Yahoo! Original: ‘Argo’ writer Chris Terrio talks Ben Affleck, blue Wookies and ‘Breaking Bad’
'Argo' Screenwriter Chris Terrio (Photo: Paul A. Hebert/Getty Images)
No apology is necessary since there's not a single "s" in Ben Affleck or the movie's title -- and the writer's startlingly articulate for someone jet-lagged and on painkillers. Although he directed the indie drama "Heights," Terrio's sudden renown riding shotgun with Affleck is about as believable as Hollywood collaborating with CIA Agent Tony Mendez (Affleck) to rescue six cornered Americans in Tehran during the Iranian Hostage Crisis of 1979-80. Oh, wait, that's the story of "Argo!"
Thelma Adams: Were there details from the true story you wanted to include but had to shave?
Chris Terrio: There were. For example, there were more details about the role of the Canadian government. They held a special session of parliament in Ottawa to approve the false passports, but we ran out of time. There was also a subplot about how the Canadian press, the "New York Times" and the "New York Post" got hold of the story but did a good thing by withholding the info about the six.

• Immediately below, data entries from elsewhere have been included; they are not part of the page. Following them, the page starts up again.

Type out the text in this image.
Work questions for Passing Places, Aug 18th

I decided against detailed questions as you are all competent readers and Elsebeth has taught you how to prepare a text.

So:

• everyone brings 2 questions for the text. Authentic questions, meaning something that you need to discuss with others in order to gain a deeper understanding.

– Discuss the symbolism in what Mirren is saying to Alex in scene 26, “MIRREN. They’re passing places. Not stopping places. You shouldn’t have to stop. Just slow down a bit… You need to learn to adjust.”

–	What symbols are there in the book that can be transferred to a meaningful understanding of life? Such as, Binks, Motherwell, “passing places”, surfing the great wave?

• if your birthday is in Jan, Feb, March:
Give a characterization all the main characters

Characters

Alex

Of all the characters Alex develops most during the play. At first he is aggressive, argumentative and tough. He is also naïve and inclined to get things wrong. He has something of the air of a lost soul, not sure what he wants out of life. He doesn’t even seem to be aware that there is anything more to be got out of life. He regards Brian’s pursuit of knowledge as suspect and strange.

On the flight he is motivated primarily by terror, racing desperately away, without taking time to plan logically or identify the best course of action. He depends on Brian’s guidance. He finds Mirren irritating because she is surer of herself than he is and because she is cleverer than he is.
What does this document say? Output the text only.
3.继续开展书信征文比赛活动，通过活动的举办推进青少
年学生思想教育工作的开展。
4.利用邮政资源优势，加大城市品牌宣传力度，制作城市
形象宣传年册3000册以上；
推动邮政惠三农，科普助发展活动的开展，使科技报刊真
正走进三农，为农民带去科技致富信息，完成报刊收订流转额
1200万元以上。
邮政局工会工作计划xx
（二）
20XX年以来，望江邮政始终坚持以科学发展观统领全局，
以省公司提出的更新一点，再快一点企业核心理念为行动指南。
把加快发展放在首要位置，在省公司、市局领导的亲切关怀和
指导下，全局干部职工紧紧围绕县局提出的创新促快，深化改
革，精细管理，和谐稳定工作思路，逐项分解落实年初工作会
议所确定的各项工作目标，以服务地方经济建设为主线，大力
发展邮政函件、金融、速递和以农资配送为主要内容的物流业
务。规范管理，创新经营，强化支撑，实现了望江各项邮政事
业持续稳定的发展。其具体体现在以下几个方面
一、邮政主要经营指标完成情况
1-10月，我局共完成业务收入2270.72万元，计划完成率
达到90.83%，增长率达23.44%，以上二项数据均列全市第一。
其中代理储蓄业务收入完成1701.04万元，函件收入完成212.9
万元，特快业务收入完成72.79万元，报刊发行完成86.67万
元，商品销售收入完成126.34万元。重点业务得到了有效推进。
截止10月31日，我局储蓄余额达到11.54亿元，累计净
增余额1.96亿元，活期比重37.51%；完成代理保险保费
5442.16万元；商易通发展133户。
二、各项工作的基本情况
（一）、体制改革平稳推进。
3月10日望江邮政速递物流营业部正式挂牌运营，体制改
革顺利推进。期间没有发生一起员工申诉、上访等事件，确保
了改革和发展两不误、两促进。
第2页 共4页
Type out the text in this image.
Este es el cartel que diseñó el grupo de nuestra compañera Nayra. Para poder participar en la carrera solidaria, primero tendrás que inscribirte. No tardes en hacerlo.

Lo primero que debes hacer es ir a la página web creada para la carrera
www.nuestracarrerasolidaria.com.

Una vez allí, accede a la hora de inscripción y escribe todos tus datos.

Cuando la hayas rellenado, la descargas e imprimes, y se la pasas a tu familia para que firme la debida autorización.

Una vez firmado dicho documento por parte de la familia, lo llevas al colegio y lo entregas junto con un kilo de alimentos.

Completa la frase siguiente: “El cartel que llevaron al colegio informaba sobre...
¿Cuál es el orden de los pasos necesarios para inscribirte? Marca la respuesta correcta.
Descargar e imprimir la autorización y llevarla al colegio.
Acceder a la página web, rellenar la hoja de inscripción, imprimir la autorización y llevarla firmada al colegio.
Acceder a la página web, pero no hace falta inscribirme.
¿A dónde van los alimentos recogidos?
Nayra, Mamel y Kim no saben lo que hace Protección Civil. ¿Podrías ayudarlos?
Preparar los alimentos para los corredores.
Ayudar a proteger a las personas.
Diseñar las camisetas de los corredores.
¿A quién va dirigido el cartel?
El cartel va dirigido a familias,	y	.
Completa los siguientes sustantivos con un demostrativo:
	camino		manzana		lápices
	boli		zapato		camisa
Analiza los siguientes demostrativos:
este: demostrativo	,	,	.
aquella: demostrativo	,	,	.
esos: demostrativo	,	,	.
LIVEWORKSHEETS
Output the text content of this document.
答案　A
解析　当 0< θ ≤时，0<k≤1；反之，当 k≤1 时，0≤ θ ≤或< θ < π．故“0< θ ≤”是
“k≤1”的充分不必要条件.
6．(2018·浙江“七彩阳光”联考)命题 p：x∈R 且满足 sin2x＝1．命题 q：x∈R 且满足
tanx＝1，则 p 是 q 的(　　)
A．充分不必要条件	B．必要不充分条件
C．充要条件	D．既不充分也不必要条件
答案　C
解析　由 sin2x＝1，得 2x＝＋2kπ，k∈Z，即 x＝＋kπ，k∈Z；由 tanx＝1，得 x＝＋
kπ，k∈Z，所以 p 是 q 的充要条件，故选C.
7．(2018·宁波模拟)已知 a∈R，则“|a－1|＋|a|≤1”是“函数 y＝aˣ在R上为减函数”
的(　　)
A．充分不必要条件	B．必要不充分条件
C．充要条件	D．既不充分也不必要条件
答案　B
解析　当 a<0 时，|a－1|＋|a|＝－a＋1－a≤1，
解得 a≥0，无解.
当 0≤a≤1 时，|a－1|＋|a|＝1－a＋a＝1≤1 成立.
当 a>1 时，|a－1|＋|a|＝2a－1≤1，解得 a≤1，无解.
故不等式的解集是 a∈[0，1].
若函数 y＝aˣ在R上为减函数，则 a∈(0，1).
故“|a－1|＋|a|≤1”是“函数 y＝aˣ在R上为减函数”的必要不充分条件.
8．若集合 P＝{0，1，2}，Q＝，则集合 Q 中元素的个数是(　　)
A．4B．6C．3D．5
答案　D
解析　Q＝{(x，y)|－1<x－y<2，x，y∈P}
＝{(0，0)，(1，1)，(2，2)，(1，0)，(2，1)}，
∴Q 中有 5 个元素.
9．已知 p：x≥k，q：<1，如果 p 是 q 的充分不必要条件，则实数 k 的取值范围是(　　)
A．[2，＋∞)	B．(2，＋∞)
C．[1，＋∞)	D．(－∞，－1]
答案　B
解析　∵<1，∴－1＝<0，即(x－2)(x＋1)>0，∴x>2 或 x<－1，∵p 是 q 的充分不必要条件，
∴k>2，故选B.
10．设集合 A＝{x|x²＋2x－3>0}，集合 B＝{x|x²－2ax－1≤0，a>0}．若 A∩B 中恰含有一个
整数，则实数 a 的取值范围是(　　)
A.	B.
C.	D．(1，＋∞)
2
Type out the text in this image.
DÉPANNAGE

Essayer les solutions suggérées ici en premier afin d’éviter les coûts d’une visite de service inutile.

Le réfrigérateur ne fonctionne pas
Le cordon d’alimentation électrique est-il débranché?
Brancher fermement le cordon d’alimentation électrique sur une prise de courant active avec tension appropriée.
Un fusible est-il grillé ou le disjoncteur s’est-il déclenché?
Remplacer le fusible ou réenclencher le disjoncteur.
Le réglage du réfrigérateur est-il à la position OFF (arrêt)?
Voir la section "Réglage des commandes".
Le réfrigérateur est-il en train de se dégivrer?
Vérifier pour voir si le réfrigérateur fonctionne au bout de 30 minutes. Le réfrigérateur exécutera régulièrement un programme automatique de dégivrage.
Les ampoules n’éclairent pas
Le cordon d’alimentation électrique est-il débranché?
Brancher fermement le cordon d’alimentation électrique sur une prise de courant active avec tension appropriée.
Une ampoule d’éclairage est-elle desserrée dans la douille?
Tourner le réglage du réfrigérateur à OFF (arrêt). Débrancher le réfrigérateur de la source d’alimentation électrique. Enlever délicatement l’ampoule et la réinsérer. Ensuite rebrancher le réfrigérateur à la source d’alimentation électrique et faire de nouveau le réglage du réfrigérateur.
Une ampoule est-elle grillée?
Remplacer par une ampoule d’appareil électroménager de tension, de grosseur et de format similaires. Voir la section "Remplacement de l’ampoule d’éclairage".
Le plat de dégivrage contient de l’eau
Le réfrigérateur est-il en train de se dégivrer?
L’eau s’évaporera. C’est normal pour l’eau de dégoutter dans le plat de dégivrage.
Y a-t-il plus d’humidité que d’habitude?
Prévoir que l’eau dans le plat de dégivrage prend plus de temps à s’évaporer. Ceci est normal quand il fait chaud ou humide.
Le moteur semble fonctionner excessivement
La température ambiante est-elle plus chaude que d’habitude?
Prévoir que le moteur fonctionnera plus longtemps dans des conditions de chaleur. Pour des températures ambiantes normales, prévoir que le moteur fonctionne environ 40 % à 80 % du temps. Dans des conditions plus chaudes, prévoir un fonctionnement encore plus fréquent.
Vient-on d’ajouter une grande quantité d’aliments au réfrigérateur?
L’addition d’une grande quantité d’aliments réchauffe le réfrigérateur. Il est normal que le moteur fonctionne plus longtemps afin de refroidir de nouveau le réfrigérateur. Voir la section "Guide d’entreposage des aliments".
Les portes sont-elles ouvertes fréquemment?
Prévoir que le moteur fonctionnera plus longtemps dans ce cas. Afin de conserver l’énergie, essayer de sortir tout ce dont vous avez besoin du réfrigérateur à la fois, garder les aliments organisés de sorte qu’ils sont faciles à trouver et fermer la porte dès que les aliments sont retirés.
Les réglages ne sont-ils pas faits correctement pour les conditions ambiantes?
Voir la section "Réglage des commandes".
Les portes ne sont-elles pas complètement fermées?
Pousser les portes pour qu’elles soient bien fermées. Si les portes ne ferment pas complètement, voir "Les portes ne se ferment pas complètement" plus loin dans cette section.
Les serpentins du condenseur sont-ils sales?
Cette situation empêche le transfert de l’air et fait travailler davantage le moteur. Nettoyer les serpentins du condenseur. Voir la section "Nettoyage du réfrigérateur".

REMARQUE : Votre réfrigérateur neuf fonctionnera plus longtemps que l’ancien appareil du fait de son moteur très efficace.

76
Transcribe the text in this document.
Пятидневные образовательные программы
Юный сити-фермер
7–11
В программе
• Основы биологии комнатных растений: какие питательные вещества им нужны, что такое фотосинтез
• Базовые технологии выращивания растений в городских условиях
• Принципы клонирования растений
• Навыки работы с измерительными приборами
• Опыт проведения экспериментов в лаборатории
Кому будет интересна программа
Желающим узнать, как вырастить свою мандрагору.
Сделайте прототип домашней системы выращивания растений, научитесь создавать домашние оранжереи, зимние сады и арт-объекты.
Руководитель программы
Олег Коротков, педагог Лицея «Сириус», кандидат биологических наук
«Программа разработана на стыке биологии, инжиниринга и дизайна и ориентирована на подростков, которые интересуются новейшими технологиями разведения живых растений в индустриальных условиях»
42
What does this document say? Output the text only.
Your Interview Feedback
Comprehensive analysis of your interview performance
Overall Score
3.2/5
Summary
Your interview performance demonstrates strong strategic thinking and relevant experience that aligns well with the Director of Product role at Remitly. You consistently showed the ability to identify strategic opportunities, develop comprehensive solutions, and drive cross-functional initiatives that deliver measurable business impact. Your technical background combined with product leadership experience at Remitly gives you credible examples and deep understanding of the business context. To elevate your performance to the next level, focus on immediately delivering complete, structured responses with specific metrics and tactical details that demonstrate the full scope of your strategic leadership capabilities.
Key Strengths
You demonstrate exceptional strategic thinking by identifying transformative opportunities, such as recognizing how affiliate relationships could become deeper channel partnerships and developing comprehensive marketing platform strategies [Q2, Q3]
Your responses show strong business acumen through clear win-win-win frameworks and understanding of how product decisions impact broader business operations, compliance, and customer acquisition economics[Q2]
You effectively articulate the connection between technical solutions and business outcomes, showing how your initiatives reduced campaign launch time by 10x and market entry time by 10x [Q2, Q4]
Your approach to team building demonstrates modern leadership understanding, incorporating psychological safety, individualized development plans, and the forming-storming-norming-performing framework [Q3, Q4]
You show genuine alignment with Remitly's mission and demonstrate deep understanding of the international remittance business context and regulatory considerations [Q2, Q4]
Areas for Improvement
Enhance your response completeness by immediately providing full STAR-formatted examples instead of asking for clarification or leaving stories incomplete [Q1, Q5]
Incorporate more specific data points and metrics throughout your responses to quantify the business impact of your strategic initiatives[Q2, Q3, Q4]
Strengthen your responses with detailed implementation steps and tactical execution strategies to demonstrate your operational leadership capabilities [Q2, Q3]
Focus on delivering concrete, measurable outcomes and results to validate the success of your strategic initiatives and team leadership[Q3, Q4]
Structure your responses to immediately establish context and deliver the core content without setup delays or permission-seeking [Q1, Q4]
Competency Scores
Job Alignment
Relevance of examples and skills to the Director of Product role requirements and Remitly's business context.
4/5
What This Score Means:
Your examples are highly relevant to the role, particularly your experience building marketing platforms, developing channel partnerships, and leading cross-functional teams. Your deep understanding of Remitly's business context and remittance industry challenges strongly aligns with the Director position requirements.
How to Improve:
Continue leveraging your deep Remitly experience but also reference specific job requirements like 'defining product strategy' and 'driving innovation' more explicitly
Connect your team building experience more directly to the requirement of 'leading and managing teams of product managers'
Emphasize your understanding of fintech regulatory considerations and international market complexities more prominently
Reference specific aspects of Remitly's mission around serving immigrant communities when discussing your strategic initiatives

TA: And the Hollywood side of the tale?
CT: In real life, John Chambers, the character played by John Goodman, and the "Argo" production office that included Alan Arkin's character heard movie pitches from writers. I wrote a scene with young writers pitching to Arkin and Goodman who were trying to keep up the façade. That was where we had to have talks about the tone, because it was like "The Player" and they'd be fun to shoot and maybe funny. But the humor had to be rooted in the characters and the story. There was a line when Arkin says, "I'll tell you one thing: you ain't getting Kate Hepburn to play no mute." But you couldn't have a scene of movie pitches just to have a few acerbic producer lines.
TA: Were you sad that the pretend movie in "Argo" was never realized on screen?
CT: I had to make up what the film-within-the-film "Argo" was because we didn't own the rights to that script, which was originally called "Lord of Light." We wanted a slightly cheesy "Star Wars" rip-off but not in the land of total absurdity. It had that visually freakish scene with the blue Wookie, but the words had to almost sound like J. R. R. Tolkien. It had to have a mythic tone, so that the Hollywood media spectacle, and the words of the sci-fi script, had to carry over to a hairpin turn to something really grave. Yes, they were reciting a bad script, but bad in a very particular way to have it cut together to make sense. The action cuts from the production media event to an array of cameras in Tehran with Tehran Mary, the propagandist of the hostage crisis, saying the CIA are the biggest villains in the world. It was a recreation of an actual press conference in Tehran. Then you cut to the hostages in the basement of the embassy. So, you go from the "Argo" reading to the media spectacle of the Tehran press conference, then inside the Canadian Ambassador's house, and back to the CIA. Ben and I knew that that sequence was make or break. The tone was everything: from the blue Wookie to the Iranian propagandist to the CIA to the streets of Tehran.